The large number of attacks against women in the East End during this era adds uncertainty to how many victims were killed by the same person. Eleven separate murders, stretching from 3 April 1888 to 13 February 1891, were included in a London Metropolitan Police Service investigation, and were collectively known as the "Whitechapel murders". 
Opinions vary as to whether these murders should be linked to the same culprit, but five of the eleven Whitechapel murders, known as the "canonical five", are widely believed to be the work of Jack the Ripper. 
Most experts point to deep throat slashes, abdominal and genital-area mutilation, removal of internal organs, and progressive facial mutilations as the distinctive features of the Ripper's modus operandi - (method of operation) The first two cases in the Whitechapel murders file, those of Emma Elizabeth Smith and Martha Tabram, are not included in the canonical five.


The Kray Twins 

Twin brothers Ronald "Ronnie" Kray (24 October 1933 – 17 March 1995) and Reginald "Reggie" Kray (24 October 1933 – 1 October 2000) were English gangsters who were the foremost perpetrators of organised crime in the East End of London during the 1950s and 1960s, with their gang, "The Firm", the Krays were involved in armed robberies, arson, protection rackets, assaults, and the murders of Jack "The Hat" McVitie and George Cornell.
Their criminal records and dishonourable discharges ended their boxing careers, and the brothers turned to crime full-time. 
They bought a run-down snooker club in Bethnal Green, where they started several protection rackets.

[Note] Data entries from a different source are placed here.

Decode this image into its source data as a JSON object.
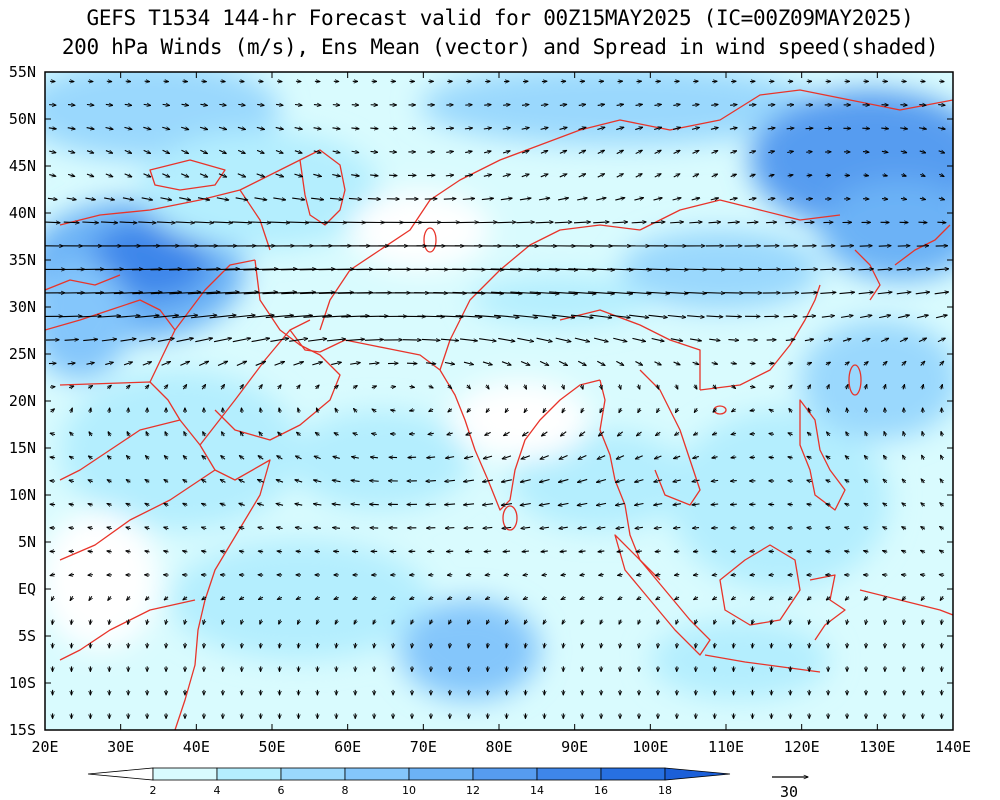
{
  "title": {
    "line1": "GEFS T1534 144-hr Forecast valid for 00Z15MAY2025 (IC=00Z09MAY2025)",
    "line2": "200 hPa Winds (m/s), Ens Mean (vector) and Spread in wind speed(shaded)"
  },
  "axes": {
    "lat_labels": [
      "55N",
      "50N",
      "45N",
      "40N",
      "35N",
      "30N",
      "25N",
      "20N",
      "15N",
      "10N",
      "5N",
      "EQ",
      "5S",
      "10S",
      "15S"
    ],
    "lat_values": [
      55,
      50,
      45,
      40,
      35,
      30,
      25,
      20,
      15,
      10,
      5,
      0,
      -5,
      -10,
      -15
    ],
    "lon_labels": [
      "20E",
      "30E",
      "40E",
      "50E",
      "60E",
      "70E",
      "80E",
      "90E",
      "100E",
      "110E",
      "120E",
      "130E",
      "140E"
    ],
    "lon_values": [
      20,
      30,
      40,
      50,
      60,
      70,
      80,
      90,
      100,
      110,
      120,
      130,
      140
    ],
    "lon_range": [
      20,
      140
    ],
    "lat_range": [
      -15,
      55
    ]
  },
  "colorbar": {
    "levels": [
      "2",
      "4",
      "6",
      "8",
      "10",
      "12",
      "14",
      "16",
      "18"
    ],
    "colors": [
      "#ffffff",
      "#d9fbfe",
      "#b4eefe",
      "#9ad8fd",
      "#84c6fb",
      "#6cb2f6",
      "#569cf0",
      "#3e86ea",
      "#2770e2",
      "#1b5fd8"
    ]
  },
  "reference_vector": {
    "label": "30"
  },
  "colors": {
    "coastline": "#e8342a",
    "arrow": "#000000",
    "frame": "#000000"
  }
}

By the end of the 1950s, the Krays were involved in hijacking, armed robbery and arson, through which they acquired other clubs and properties. In 1960 Ronnie Kray was imprisoned for 18 months for running a protection racket and related threats. While he was in prison, Peter Rachman, head of a violent landlord operation, gave Reggie a nightclub called Esmeralda's Barn on the Knightsbridge end of Wilton Place next to Joan's Kitchen, a bistro. The location is where the Berkeley Hotel now stands, on the corner opposite the church.

 In fact Jack D McVitie was also known as a notorious English criminal from London of the 1950s – 1960s. He is posthumously famous for triggering the imprisonment and downfall of the Kray twins. He had acted as an enforcer and hitman with links to "the firm", and was murdered by Reggie Kray in 1967.